В поведении своем он был непредсказуем. Иногда бывал скрытным, иногда же его тянуло на откровенность. Между тем женщины, за которыми он ухаживал — если здесь уместно это слово, — поистине могли считаться выдающимися в своем естестве. Марджори, например, была очень пропорционально сложена, если не считать далеко выступавшего зада, который, круто поднявшись, как прибрежный шельф, резко обрывался вниз. Зад, как явление уникальное, требовал особого пристального рассмотрения.

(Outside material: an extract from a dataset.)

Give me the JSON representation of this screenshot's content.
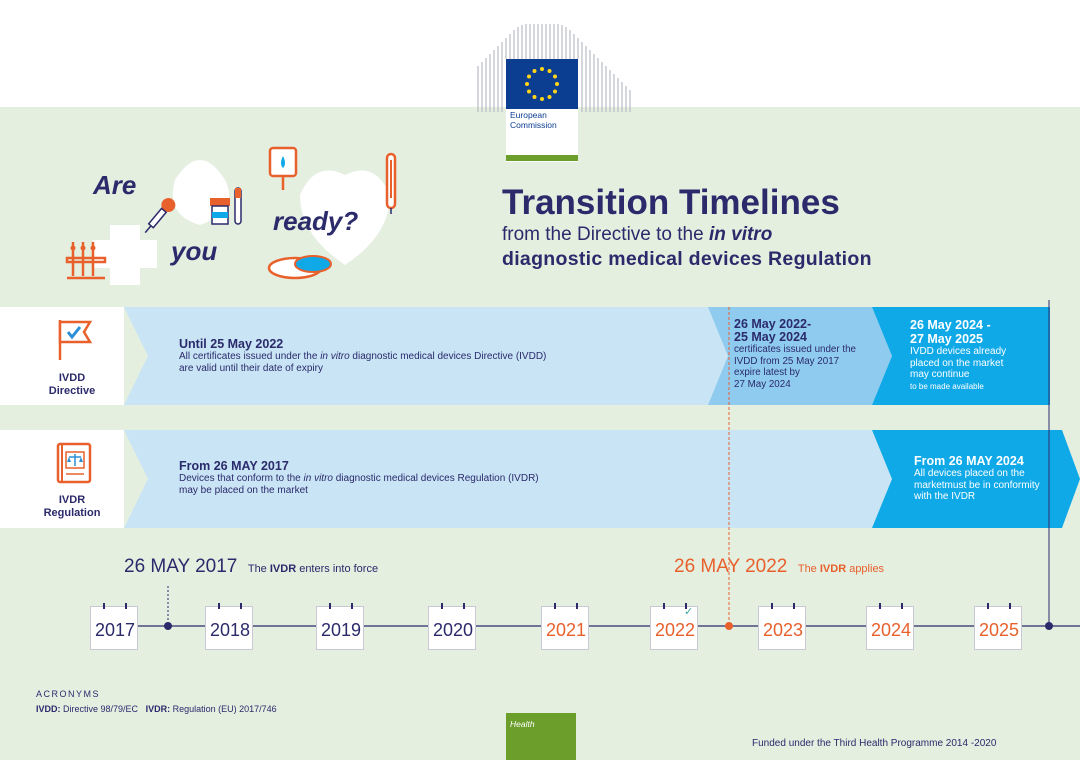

Мне посчастливилось увидеть Марджори при свете ясного дня; однажды днем она с грохотом вывалилась из квартиры Макса совершенно голая. На ней было столько плоти, что она выглядела в два раза более обнаженной, чем любая другая голая женщина выглядела бы на ее месте. Непомерно огромные ягодицы тряслись над короткими и мощными, под стать нагрузке, бедрами. Избыток плоти спереди прикрывал лобок фартуком дряблых мышц. С упертыми в бедра руками она была похожа на насылающую порчу болотную кикимору.
Ей просто приспичило, и она выскочила. Не думаю, что она понимала, что делала. Спустя мгновение на крыльцо выскочил жилистый голый Макс и схватил Марджори за руку. Велосипедный загар стал еще темнее, предплечья и ноги до середины бедра были цвета какао, пах — мертвенно-бледным, если не считать вспухшего красного члена, обвитого венами и увенчанного багровой головкой. Член показался мне длиннее и тоньше, чем обычно, словно его вытянули щипцами. Ребра торчали, волосы на голове свалялись и стали похожи на лобковые.
Марджори была чем-то сильно напугана, и Максу стоило немалого труда затащить ее в дом. Вероятно, мне надо было кого-нибудь позвать — например, старого, доброго, разумного Дона, — но я не стал этого делать. Макс влепил ей несколько пощечин, а когда это не помогло, то встал впереди нее и оттеснил в квартиру, как толкач баржу. Он слегка прихрамывал, на лодыжке виднелась свежая ссадина. Оба были с ног до головы покрыты потом. Раздвижные двери с оглушительным треском захлопнулись за двумя телами, но уцелели. После этого я видел Марджори только однажды — она была в джинсах с заклепками. Было удивительно, как она смогла их на себя натянуть. Макс называл ее телосложение стеатопигией[16] — можете себе представить, каково приходилось ее джинсам.
На некоторых его женщин было смотреть больно до смешного или наоборот. Одна дама по имени Донна с пышнейшим бюстом имела обыкновение обильно душиться между грудями, и Макс называл эти духи оделанфер. Мне кажется, что именно она разбила статую Приапа, хотя я и не знаю, каким образом. Макс склеил скульптуру — я давал ему эпоксидный клей. У другой женщины были руки как у портового грузчика, она заставила Макса отвезти ее в город, в пивную Фланагана, где подавали вареных раков. В тот вечер там был Бейтсон, и на следующий день он рассказал в факультетском холле целую историю.